Kindertransport, or What Does it Mean to Become a Refugee?
In this project, which I created using online material provided by Centropa (particularly the stories of Otto & Kitty Suschny and of Kurt Brodmann), students learn about the Kindertransport. Between Reichspogromnacht (9-10 November 1938) and the Nazi-German invasion of Poland (1 September 1939), about 10,000 children and teenagers from Germany, Austria, and Czechoslovakia were brought to safety in Great Britain. Sometimes they arrived with one or more siblings, but most of them were on their own, and their parents stayed behind.
With my students, I talk about the problems, challenges and dilemmas faced by the children (What to take with you, learning a new language, being lonely, making new friends, etc.) and their parents (Should I send my child, how can I make sure my son/daughter preserves his identity, what should I send with them, etc.). We also discuss how Jewish and non-Jewish individuals and organizations helped those children. Slowly but surely, my students - most of whom are Jewish, and who usually find it fairly easy to identify with Jewish children who had to flee from their homes 85 years ago - realize that we are talking about problems, challenges and dilemmas faced by refugees today as well.
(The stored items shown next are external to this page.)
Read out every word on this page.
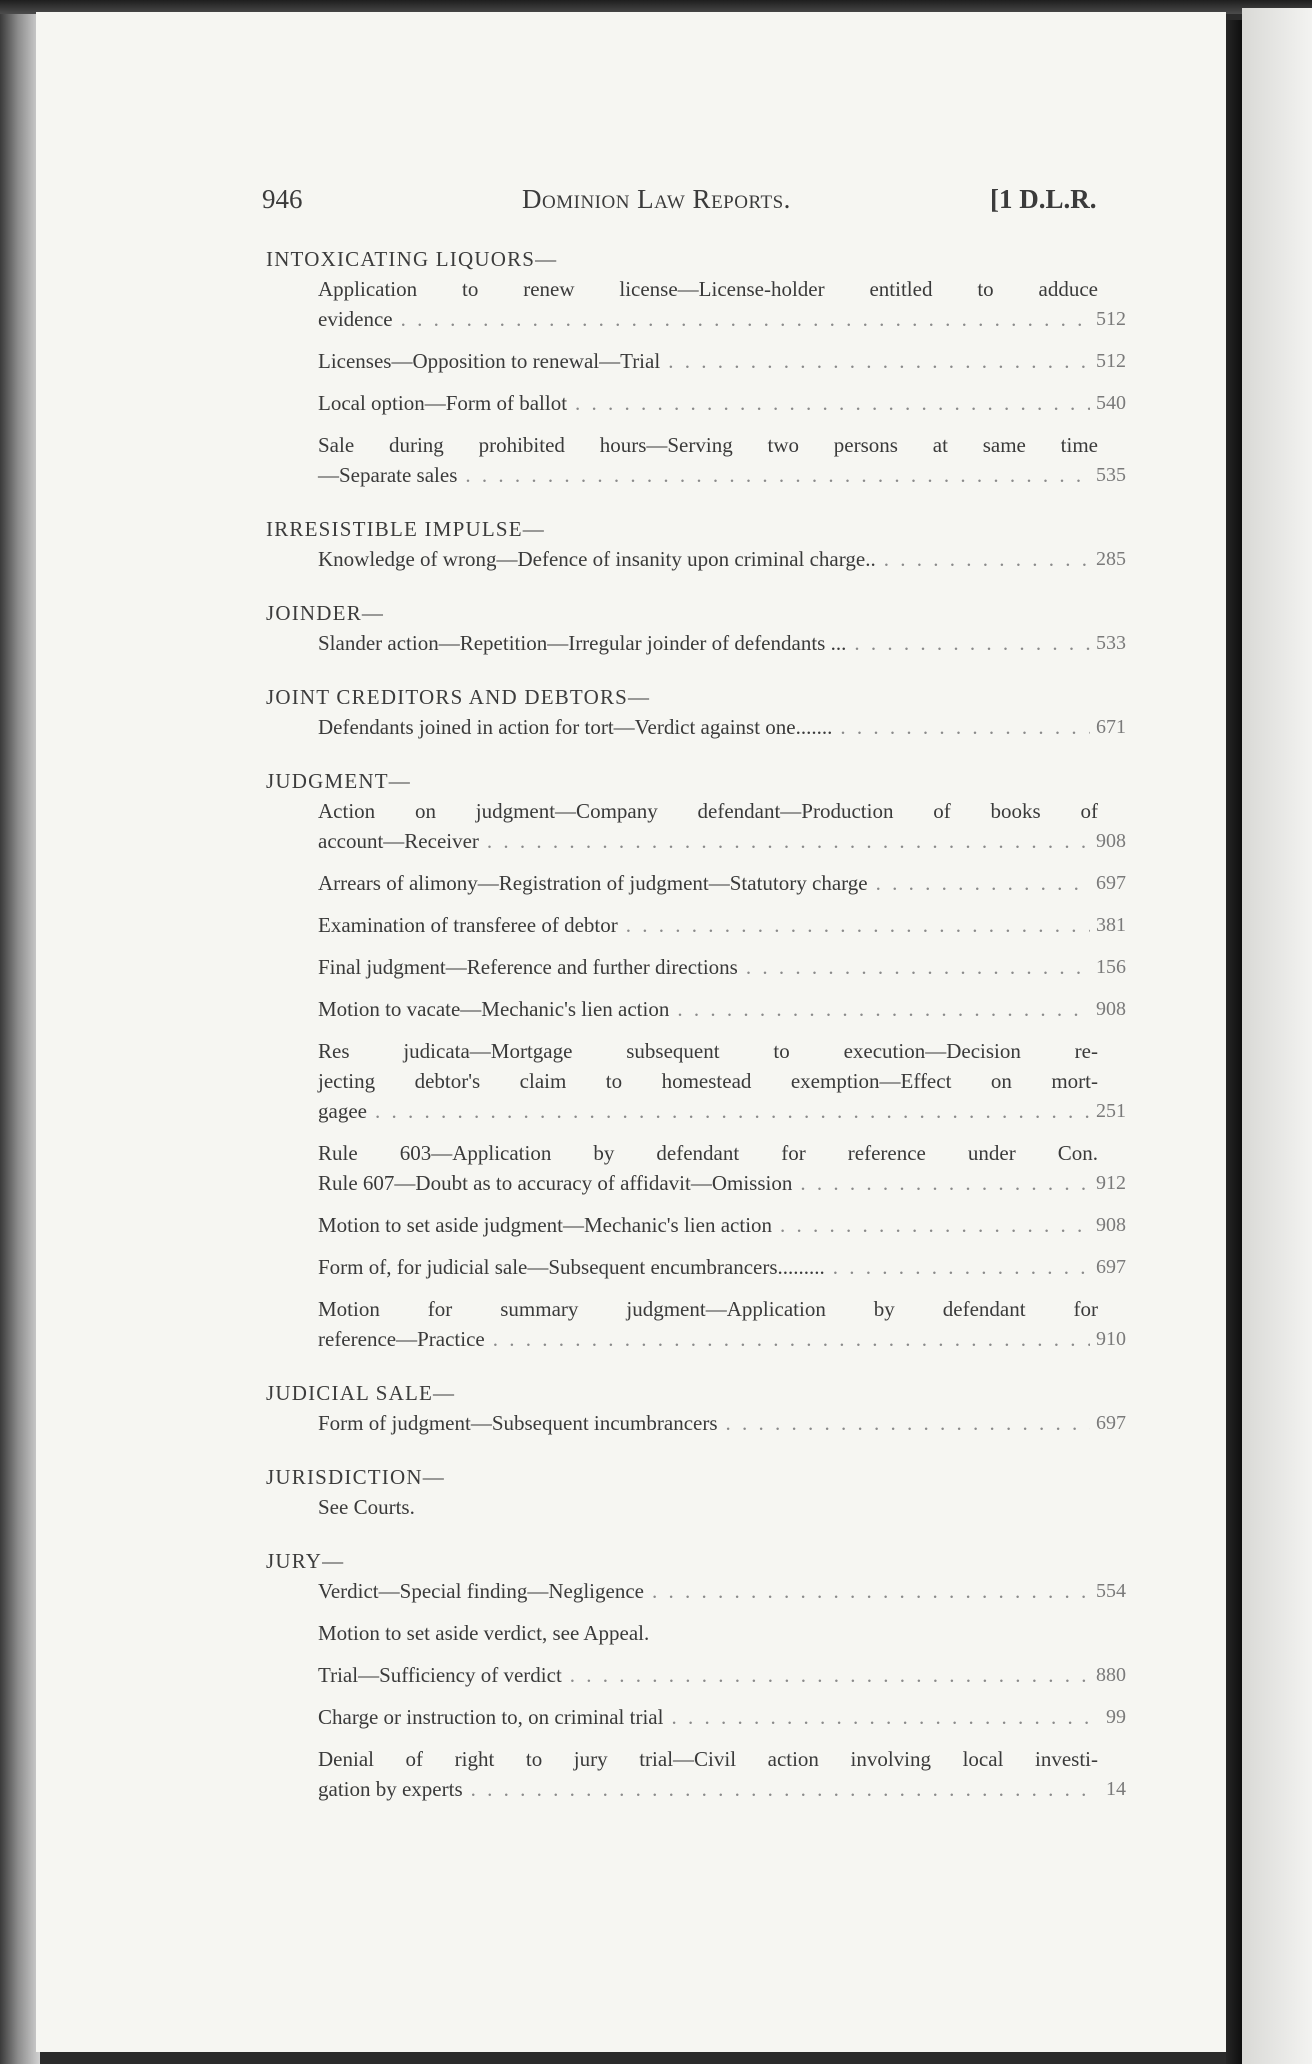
946	Dominion Law Reports.	[1 D.L.R.
INTOXICATING LIQUORS—
Application to renew license—License-holder entitled to adduce
evidence . . .	512
Licenses—Opposition to renewal—Trial . . .	512
Local option—Form of ballot . . .	540
Sale during prohibited hours—Serving two persons at same time
—Separate sales . . .	535
IRRESISTIBLE IMPULSE—
Knowledge of wrong—Defence of insanity upon criminal charge.. . . .	285
JOINDER—
Slander action—Repetition—Irregular joinder of defendants ... . . .	533
JOINT CREDITORS AND DEBTORS—
Defendants joined in action for tort—Verdict against one....... . . .	671
JUDGMENT—
Action on judgment—Company defendant—Production of books of
account—Receiver . . .	908
Arrears of alimony—Registration of judgment—Statutory charge . . .	697
Examination of transferee of debtor . . .	381
Final judgment—Reference and further directions . . .	156
Motion to vacate—Mechanic's lien action . . .	908
Res judicata—Mortgage subsequent to execution—Decision re-
jecting debtor's claim to homestead exemption—Effect on mort-
gagee . . .	251
Rule 603—Application by defendant for reference under Con.
Rule 607—Doubt as to accuracy of affidavit—Omission . . .	912
Motion to set aside judgment—Mechanic's lien action . . .	908
Form of, for judicial sale—Subsequent encumbrancers......... . . .	697
Motion for summary judgment—Application by defendant for
reference—Practice . . .	910
JUDICIAL SALE—
Form of judgment—Subsequent incumbrancers . . .	697
JURISDICTION—
See Courts.
JURY—
Verdict—Special finding—Negligence . . .	554
Motion to set aside verdict, see Appeal.
Trial—Sufficiency of verdict . . .	880
Charge or instruction to, on criminal trial . . .	99
Denial of right to jury trial—Civil action involving local investi-
gation by experts . . .	14
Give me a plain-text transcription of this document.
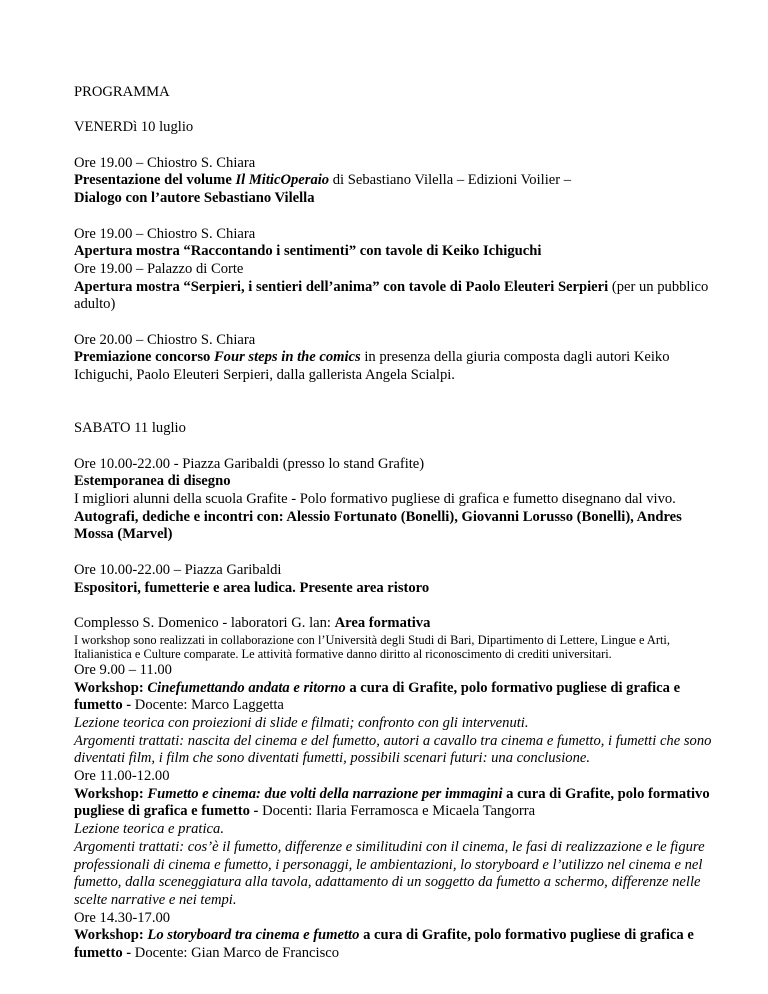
PROGRAMMA

VENERDì 10 luglio

Ore 19.00 – Chiostro S. Chiara

Presentazione del volume Il MiticOperaio di Sebastiano Vilella – Edizioni Voilier –

Dialogo con l’autore Sebastiano Vilella

Ore 19.00 – Chiostro S. Chiara

Apertura mostra “Raccontando i sentimenti” con tavole di Keiko Ichiguchi

Ore 19.00 – Palazzo di Corte

Apertura mostra “Serpieri, i sentieri dell’anima” con tavole di Paolo Eleuteri Serpieri (per un pubblico adulto)

Ore 20.00 – Chiostro S. Chiara

Premiazione concorso Four steps in the comics in presenza della giuria composta dagli autori Keiko Ichiguchi, Paolo Eleuteri Serpieri, dalla gallerista Angela Scialpi.

SABATO 11 luglio

Ore 10.00-22.00 - Piazza Garibaldi (presso lo stand Grafite)

Estemporanea di disegno

I migliori alunni della scuola Grafite - Polo formativo pugliese di grafica e fumetto disegnano dal vivo.

Autografi, dediche e incontri con: Alessio Fortunato (Bonelli), Giovanni Lorusso (Bonelli), Andres Mossa (Marvel)

Ore 10.00-22.00 – Piazza Garibaldi

Espositori, fumetterie e area ludica. Presente area ristoro

Complesso S. Domenico - laboratori G. lan: Area formativa

I workshop sono realizzati in collaborazione con l’Università degli Studi di Bari, Dipartimento di Lettere, Lingue e Arti, Italianistica e Culture comparate. Le attività formative danno diritto al riconoscimento di crediti universitari.

Ore 9.00 – 11.00

Workshop: Cinefumettando andata e ritorno a cura di Grafite, polo formativo pugliese di grafica e fumetto - Docente: Marco Laggetta

Lezione teorica con proiezioni di slide e filmati; confronto con gli intervenuti.

Argomenti trattati: nascita del cinema e del fumetto, autori a cavallo tra cinema e fumetto, i fumetti che sono diventati film, i film che sono diventati fumetti, possibili scenari futuri: una conclusione.

Ore 11.00-12.00

Workshop: Fumetto e cinema: due volti della narrazione per immagini a cura di Grafite, polo formativo pugliese di grafica e fumetto - Docenti: Ilaria Ferramosca e Micaela Tangorra

Lezione teorica e pratica.

Argomenti trattati: cos’è il fumetto, differenze e similitudini con il cinema, le fasi di realizzazione e le figure professionali di cinema e fumetto, i personaggi, le ambientazioni, lo storyboard e l’utilizzo nel cinema e nel fumetto, dalla sceneggiatura alla tavola, adattamento di un soggetto da fumetto a schermo, differenze nelle scelte narrative e nei tempi.

Ore 14.30-17.00

Workshop: Lo storyboard tra cinema e fumetto a cura di Grafite, polo formativo pugliese di grafica e fumetto - Docente: Gian Marco de Francisco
We then discuss what refugees today have in common with Jewish and other refugees in the last 100 years or so, and what we can help them with. I use the poem 'We Refugees', by Benjamin Zephaniah, which talks about how we and our forefathers have all come (and fled) from somewhere, and also an article of mine (Jerusalem Report, December 2010) which talks about the link between the prosperity, scientific and economic success of a country on the one hand, and its hospitality to refugees and other migrants on the other.
As a final - free and creative - assignment, students are asked to put themselves in the shoes of a refugee - Jewish, non-Jewish, then or now, whatever they choose - and express what they have felt and/or learnt throughout the unit, in any creative form they choose. Some of the final results appear below.
Students have used music and mime or written short plays for this assignment. One student wrote a set of haikus, two students on the autistic spectrum wrote a letter (please notice the empathy they show towards their friend, something that is far from obvious for students on the autistic spectrum), and other students created a series of pictures, using Photoshop, that portray - respectively - loneliness, longing and memories.
In 2025, we did the project with the Edith Stein Gymnasium in Darmstadt, Germany. Some of the videos that the students created together can be found here.
Others made drawings or created figurines and a truck out of clay, wood, papier mache.